Viajar para postar: como o turismo é afetado pela ascensão das redes sociais

Segundo Renan Augusto Moraes Conceição, as mídias digitais transformaram viagens em espetáculos visuais, mudando a motivação dos turistas e influenciando o setor.

person-taking-selfie-with-smartphone-while-ferris-wheelPesquisador analisa que viagem deixou de ser apenas uma vivência pessoal para se tornar uma performance de consumo e validação pública. (Foto: Freepik)

Nas últimas décadas, o ato de viajar passou por uma transformação profunda. O que antes era uma experiência pessoal, voltada ao contato com novas culturas e à vivência do desconhecido, tornou-se, cada vez mais, uma prática moldada pela lógica das redes sociais, em especial o Instagram. Segundo o doutor em Turismo pela Escola de Artes, Ciências e Humanidades (EACH) da USP, Renan Augusto Moraes Conceição, a ascensão das redes sociais gerou um novo fenômeno: o de viajar para produzir e colecionar imagens digitais.

De acordo com o pesquisador, a viagem deixou de ser apenas uma vivência pessoal para se tornar uma performance de consumo e validação pública. Hoje, para muitas pessoas, a fotografia da viagem é tão ou mais importante do que a própria experiência vivida. Conforme Conceição, as imagens dominam a percepção do turismo, transformando destinos em cenários para selfies e paisagens em commodities visuais.

“As imagens, afinal, são elementos de muita força nas motivações para o turismo. Quem nunca pensou em ir até Machu Picchu e tirar aquela foto olhando para as ruínas da cidade? Ou mesmo viajar até a praia e postar nas redes sociais que está tomando uma água de coco à beira-mar? Já pensou o número de curtidas em uma foto aos pés da Torre Eiffel? Todos nós estamos sujeitos a esse fenômeno!”, reflete o especialista.

Reflexos

Esse novo costume impactou diretamente o setor turístico. Estabelecimentos como hotéis, cafés e restaurantes passaram a investir em ambientes “instagramáveis”, criados especialmente para atrair visitantes que desejam compartilhar fotos chamativas em seus perfis. Alguns destinos turísticos foram ainda mais longe: passaram a pensar estrategicamente suas paisagens, criando elementos visuais atrativos para as redes. É o caso de Fernando de Noronha, no Brasil, e Bali, na Indonésia.

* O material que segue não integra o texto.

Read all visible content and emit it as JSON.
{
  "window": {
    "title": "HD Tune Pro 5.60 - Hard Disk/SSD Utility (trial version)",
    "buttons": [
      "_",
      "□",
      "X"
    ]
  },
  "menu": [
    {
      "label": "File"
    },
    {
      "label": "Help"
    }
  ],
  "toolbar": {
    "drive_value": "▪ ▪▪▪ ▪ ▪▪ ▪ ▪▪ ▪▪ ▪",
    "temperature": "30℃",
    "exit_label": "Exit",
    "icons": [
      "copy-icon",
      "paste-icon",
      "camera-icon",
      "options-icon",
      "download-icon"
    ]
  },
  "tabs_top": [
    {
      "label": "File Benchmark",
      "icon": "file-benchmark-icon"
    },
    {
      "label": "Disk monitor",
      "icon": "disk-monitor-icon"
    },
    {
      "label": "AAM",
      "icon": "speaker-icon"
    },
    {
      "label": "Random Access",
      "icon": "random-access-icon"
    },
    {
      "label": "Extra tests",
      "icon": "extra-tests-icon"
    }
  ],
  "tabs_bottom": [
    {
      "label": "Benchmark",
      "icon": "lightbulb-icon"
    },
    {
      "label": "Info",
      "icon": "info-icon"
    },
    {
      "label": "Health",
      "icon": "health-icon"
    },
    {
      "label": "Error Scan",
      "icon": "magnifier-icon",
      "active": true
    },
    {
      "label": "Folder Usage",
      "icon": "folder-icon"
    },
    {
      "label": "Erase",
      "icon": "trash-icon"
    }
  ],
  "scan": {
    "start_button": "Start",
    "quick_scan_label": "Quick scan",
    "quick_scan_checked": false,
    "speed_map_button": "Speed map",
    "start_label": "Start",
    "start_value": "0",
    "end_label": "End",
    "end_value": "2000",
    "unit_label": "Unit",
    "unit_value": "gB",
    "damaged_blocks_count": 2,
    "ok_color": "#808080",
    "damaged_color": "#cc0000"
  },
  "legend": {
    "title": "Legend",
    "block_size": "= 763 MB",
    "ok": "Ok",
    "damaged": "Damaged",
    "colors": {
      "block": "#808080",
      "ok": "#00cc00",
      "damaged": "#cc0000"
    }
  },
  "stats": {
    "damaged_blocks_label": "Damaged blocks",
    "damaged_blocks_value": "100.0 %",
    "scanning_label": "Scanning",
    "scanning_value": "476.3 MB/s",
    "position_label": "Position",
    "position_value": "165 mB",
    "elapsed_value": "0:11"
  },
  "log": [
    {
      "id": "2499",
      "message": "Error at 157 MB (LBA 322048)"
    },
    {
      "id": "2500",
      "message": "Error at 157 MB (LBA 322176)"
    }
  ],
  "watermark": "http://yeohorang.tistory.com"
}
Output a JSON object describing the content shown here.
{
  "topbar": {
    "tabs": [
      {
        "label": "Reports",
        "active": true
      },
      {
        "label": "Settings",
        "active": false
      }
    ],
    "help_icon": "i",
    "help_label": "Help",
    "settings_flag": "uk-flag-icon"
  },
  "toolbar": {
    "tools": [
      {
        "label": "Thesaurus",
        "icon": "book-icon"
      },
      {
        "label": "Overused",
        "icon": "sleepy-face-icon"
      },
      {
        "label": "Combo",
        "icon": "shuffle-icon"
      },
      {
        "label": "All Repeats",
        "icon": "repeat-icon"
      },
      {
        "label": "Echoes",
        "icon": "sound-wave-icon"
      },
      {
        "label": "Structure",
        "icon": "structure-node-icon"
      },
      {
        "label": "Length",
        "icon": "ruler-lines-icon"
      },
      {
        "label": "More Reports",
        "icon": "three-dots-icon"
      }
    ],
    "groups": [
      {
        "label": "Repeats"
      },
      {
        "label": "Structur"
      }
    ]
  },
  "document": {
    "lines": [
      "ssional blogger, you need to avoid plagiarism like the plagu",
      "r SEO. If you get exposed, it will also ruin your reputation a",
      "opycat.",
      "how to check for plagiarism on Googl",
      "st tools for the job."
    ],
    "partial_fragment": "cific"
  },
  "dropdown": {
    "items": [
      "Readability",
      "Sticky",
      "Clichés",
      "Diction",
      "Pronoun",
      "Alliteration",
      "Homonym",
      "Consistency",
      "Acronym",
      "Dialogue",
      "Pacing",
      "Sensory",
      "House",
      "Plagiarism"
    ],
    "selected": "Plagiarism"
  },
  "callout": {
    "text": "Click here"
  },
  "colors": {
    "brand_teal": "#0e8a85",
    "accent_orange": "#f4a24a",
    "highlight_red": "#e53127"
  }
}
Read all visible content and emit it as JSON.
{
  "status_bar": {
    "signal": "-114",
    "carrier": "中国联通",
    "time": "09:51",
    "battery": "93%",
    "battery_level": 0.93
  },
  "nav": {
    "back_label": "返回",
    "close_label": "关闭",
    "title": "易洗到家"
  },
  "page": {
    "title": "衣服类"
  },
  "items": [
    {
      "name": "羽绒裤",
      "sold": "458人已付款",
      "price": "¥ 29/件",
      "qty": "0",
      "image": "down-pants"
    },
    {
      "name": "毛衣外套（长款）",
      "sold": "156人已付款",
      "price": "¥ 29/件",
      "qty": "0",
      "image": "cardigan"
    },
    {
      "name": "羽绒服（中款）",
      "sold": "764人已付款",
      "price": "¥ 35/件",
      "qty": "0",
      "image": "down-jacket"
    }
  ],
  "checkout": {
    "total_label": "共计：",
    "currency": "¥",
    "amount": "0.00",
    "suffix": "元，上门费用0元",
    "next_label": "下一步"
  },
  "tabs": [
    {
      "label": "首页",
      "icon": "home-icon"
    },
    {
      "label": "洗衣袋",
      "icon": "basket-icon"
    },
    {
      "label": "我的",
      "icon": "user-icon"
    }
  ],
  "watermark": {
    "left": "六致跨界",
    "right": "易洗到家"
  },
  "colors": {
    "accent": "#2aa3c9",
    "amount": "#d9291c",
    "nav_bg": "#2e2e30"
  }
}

Segundo o pesquisador, alguns teóricos da comunicação e da sociologia já haviam observado o impacto da fotografia para compreender a profundidade dessas mudanças. O filósofo checo-brasileiro Vilém Flusser, por exemplo, já alertava para o poder das imagens em substituir a realidade, criando um universo paralelo de representações idealizadas. No turismo, isso se reflete na incessante busca pela “foto perfeita”, que constrói uma narrativa de sucesso, aventura e estilo de vida privilegiado.

Além disso, o sociólogo francês Jean Baudrillard, ainda nos anos 1980, também apontava para esse esvaziamento do real: vivemos, dizia ele, em um mundo de simulacros — cópias sem original, onde a representação se sobrepõe à realidade. Conceição retoma essa ideia para mostrar como, atualmente, muitos viajantes escolhem seus destinos pelo potencial fotográfico, e não necessariamente por interesse cultural, afetivo ou histórico. “Parece que atualmente o importante não é o que se vive, mas o que se mostra”, destaca o pesquisador.

Comportamento

Conforme Renan Conceição, esse fenômeno não é apenas uma tendência de mercado ou uma mudança comportamental isolada, mas o reflexo de uma sociedade pautada pela aparência e pela busca constante de validação social. Ao relembrar o pensamento de Flusser, o pesquisador afirma que a imagem, editada e modificada, aliena o observador, fazendo-o confundir a representação com a realidade.

“Se, por um lado, as redes sociais democratizaram o acesso à informação turística, por outro, transformaram a viagem em um produto de consumo visual. No futuro, será preciso se perguntar se viajamos para viver ou apenas para postar, e se ainda há espaço para o turismo como experiência genuína em um mundo dominado pelas selfies”, pontua.